Given that VAL-083’s activity is not lost even in MGMT-unmethylated GBM tumors, the authors provide a rationale to conduct a clinical trial of this novel agent as a second line therapy after TMZ failure, and not just as a third line therapy after TMZ and bevacizumab. The authors delineate the design of an ongoing, Phase 2, single arm, biomarker driven, MGMT unmethylated, clinical trial of VAL-083 in 48 GBM patients after their first recurrence, post radio-chemotherapy with TMZ.
Should the set efficacy benchmark be met in this trial, VAL-083 will be positioned to change the treatment paradigm in GBM by emphasizing biomarker testing for MGMT and the use of VAL-083 (perhaps even in lieu of TMZ) in all MGMT-unmethylated GBM patients.
The Company’s presentations from the 2017 AACR (Free AACR Whitepaper) Annual Meeting can be viewed via the scientific-publications page on DelMar’s website.
About VAL-083
VAL-083 is a "first-in-class," small-molecule DNA-targeting agent that demonstrated clinical activity against a range of cancers including GBM in historical clinical trials sponsored by the U.S. National Cancer Institute. DelMar has demonstrated that VAL-083’s anti-tumor activity against GBM is unaffected by the expression of MGMT in vitro. Further details can be found at www.delmarpharma.com/scientific-publications.html.
VAL-083 has received an orphan drug designation in Europe for the treatment of malignant gliomas, and the U.S. FDA Office of Orphan Products has granted an orphan designation to VAL-083 for the treatment of glioma, medulloblastoma and ovarian cancer.

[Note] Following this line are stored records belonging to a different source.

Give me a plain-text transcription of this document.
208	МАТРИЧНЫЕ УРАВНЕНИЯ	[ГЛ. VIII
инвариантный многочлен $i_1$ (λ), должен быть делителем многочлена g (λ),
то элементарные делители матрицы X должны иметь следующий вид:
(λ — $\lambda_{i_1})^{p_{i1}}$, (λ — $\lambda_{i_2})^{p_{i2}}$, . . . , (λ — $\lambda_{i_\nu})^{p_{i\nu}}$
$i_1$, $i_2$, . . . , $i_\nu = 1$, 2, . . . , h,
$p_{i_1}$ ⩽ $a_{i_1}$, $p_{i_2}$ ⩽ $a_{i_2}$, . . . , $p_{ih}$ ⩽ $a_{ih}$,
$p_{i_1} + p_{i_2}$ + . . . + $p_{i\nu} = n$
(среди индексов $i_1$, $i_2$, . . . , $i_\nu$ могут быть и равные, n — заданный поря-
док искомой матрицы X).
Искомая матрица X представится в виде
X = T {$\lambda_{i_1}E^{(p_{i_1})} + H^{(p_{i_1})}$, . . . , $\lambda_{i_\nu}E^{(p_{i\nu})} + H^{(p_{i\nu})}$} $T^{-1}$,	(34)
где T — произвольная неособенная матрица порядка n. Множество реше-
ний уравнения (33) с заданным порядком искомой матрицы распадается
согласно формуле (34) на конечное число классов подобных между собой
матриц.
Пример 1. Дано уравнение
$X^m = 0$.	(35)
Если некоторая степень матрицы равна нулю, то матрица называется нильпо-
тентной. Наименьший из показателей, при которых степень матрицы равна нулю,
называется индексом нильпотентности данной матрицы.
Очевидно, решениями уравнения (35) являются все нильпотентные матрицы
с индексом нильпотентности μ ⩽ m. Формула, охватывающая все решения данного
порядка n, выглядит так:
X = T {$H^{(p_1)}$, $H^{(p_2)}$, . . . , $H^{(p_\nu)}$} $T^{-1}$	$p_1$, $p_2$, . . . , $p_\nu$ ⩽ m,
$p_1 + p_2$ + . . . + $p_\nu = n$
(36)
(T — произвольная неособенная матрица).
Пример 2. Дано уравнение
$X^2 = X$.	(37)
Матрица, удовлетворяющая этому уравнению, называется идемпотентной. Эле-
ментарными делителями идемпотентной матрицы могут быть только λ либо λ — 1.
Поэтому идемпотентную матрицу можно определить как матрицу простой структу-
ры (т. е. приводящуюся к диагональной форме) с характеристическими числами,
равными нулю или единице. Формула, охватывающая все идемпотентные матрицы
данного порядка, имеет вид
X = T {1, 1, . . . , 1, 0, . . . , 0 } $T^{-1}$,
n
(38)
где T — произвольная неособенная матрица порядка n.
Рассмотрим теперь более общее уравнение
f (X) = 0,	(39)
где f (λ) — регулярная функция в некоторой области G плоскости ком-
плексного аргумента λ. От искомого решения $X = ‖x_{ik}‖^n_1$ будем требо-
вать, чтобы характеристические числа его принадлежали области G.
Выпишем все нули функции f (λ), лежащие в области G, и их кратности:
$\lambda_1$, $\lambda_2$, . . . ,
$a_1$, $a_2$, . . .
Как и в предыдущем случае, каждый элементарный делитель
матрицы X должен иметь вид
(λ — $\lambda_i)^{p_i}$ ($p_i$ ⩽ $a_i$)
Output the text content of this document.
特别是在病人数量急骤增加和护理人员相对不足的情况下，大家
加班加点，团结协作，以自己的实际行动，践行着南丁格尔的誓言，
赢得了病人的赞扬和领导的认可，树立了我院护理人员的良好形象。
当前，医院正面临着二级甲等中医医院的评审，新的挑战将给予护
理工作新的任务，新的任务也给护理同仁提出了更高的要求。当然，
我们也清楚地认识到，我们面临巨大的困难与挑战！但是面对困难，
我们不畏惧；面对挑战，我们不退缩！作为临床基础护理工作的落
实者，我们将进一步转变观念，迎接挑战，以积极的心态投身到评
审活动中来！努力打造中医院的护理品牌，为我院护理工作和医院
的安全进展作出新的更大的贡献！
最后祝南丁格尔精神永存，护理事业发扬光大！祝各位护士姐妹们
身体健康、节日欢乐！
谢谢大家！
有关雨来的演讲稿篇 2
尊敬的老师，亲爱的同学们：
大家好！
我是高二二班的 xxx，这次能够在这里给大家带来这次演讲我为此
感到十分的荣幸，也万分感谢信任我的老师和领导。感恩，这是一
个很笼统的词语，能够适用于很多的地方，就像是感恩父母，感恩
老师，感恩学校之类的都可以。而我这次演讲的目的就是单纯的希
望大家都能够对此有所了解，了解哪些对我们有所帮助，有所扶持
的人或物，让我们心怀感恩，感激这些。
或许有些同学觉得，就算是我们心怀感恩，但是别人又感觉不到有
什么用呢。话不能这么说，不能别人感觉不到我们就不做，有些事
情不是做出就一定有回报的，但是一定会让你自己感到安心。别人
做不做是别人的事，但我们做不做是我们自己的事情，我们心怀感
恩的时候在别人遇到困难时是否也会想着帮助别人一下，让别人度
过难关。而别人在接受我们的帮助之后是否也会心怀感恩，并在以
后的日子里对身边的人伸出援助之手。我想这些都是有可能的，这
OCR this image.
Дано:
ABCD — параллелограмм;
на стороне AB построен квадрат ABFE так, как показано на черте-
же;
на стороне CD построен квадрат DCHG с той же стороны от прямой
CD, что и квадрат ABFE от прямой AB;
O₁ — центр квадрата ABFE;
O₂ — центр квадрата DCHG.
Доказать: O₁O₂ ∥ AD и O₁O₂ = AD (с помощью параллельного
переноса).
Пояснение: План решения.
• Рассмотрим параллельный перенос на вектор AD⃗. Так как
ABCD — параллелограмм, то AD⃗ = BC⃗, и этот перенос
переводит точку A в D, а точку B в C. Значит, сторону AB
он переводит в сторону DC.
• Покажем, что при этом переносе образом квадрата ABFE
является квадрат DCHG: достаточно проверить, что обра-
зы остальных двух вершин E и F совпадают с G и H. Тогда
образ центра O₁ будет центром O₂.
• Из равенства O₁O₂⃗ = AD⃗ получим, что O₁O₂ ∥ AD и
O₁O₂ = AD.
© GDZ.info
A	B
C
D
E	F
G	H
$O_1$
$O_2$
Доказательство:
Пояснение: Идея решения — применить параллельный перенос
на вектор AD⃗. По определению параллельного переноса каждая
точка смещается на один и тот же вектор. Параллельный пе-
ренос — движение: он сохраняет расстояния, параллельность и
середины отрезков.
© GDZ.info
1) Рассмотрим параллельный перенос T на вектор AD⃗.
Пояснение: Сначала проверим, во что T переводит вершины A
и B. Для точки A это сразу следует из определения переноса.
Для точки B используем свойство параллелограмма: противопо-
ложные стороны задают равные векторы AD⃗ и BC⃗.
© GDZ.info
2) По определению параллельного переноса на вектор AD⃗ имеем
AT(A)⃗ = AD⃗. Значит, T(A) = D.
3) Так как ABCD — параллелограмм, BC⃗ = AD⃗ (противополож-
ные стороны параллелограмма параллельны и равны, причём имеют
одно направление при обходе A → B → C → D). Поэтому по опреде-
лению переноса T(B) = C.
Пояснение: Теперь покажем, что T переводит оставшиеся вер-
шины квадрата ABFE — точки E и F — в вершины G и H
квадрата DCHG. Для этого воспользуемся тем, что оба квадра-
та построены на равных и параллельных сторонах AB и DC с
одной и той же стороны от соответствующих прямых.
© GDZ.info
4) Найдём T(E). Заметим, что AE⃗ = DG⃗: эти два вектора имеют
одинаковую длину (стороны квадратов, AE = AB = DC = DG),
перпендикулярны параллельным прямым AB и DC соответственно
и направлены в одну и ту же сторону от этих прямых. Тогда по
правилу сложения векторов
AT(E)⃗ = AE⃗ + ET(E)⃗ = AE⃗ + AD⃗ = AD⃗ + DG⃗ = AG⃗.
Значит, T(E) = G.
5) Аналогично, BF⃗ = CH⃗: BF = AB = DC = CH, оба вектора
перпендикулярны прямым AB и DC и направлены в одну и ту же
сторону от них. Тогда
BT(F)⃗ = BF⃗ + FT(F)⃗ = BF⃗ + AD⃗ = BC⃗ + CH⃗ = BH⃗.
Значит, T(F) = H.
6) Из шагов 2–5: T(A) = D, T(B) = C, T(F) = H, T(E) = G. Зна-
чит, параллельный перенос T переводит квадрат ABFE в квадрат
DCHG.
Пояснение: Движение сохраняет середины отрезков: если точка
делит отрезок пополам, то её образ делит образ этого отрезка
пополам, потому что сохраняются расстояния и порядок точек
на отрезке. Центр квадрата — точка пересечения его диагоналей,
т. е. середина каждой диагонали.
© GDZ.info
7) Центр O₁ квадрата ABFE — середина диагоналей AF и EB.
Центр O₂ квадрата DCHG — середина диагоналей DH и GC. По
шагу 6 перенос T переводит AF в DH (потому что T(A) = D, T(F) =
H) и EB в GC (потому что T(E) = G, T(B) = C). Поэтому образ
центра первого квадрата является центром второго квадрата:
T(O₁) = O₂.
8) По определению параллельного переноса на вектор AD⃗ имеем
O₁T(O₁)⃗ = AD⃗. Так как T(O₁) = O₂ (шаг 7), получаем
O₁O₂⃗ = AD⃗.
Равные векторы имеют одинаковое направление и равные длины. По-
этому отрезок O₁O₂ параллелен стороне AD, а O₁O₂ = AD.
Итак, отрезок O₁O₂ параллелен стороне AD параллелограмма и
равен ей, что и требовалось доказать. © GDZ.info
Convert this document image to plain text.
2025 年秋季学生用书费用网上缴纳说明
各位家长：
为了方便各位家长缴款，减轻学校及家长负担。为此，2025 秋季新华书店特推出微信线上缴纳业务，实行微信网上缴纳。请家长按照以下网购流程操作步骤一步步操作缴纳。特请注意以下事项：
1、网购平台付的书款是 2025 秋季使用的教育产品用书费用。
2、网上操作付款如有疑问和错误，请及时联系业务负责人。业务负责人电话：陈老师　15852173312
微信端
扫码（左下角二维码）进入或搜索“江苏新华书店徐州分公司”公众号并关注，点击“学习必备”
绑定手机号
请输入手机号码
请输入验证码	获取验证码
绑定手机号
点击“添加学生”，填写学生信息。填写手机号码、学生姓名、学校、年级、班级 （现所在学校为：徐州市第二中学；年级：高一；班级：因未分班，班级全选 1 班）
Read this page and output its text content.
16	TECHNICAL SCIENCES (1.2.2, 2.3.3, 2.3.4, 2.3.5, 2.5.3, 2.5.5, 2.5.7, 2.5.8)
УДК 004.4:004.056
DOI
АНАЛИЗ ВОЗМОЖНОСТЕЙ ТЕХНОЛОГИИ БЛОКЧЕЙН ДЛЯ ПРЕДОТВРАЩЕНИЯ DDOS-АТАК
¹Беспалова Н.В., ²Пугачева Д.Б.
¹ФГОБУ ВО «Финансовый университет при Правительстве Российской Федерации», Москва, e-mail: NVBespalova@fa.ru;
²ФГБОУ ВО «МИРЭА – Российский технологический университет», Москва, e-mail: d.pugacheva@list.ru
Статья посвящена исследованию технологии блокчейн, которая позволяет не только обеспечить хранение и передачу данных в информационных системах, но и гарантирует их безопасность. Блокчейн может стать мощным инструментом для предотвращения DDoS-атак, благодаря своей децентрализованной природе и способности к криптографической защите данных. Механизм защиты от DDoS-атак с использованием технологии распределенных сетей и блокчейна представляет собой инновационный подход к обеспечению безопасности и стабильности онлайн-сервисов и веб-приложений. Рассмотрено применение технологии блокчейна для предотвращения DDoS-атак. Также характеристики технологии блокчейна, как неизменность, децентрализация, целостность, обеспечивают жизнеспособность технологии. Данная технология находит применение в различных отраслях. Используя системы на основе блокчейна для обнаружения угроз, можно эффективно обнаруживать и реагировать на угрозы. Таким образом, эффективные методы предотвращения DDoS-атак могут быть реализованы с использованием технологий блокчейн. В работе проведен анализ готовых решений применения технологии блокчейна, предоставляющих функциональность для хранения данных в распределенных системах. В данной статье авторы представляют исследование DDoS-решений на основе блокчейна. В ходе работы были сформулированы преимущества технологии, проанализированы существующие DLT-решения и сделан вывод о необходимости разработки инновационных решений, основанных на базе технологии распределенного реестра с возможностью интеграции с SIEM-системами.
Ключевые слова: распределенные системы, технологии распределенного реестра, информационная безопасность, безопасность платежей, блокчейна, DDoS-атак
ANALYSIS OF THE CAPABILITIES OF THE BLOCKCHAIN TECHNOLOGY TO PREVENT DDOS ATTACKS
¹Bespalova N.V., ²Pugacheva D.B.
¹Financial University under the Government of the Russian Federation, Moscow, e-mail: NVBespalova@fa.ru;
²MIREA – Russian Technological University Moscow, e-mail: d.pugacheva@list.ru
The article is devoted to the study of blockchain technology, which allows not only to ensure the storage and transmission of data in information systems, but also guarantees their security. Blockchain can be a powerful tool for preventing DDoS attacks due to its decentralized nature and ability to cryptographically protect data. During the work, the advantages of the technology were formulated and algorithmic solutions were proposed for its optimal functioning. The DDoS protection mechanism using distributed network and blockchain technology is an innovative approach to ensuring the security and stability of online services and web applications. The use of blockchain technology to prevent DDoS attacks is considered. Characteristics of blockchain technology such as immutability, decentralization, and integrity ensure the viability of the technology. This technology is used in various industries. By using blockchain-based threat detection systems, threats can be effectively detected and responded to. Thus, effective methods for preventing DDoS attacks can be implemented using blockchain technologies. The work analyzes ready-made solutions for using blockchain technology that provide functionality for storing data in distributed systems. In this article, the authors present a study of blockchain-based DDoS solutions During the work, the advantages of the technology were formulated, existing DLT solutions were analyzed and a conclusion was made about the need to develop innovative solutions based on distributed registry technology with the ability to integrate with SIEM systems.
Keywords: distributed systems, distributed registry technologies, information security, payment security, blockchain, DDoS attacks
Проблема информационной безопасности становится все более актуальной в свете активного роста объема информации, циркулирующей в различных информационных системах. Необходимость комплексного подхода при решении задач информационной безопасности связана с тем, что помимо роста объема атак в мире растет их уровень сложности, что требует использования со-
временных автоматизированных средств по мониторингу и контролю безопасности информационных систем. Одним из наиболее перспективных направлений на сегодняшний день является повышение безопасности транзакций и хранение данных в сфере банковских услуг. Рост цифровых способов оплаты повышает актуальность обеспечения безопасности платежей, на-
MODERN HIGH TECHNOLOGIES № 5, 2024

DelMar has also announced plans to advance VAL-083 into a pivotal randomized multi-center Phase 3 clinical trial for the treatment of bevacizumab-failed GBM. A separate Phase 2 trial for MGMT-unmethylated recurrent GBM is currently open for enrollment at the University of Texas MD Anderson Cancer Center and an international trial for newly diagnosed MGMT-unmethylated GBM is expected to commence enrollment upon receipt of required government approval.
DelMar believes that data from its clinical trials, if successful, will form the basis of a new treatment paradigm for the vast majority of GBM patients whose tumors exhibit features that make them unlikely to respond to currently available therapies.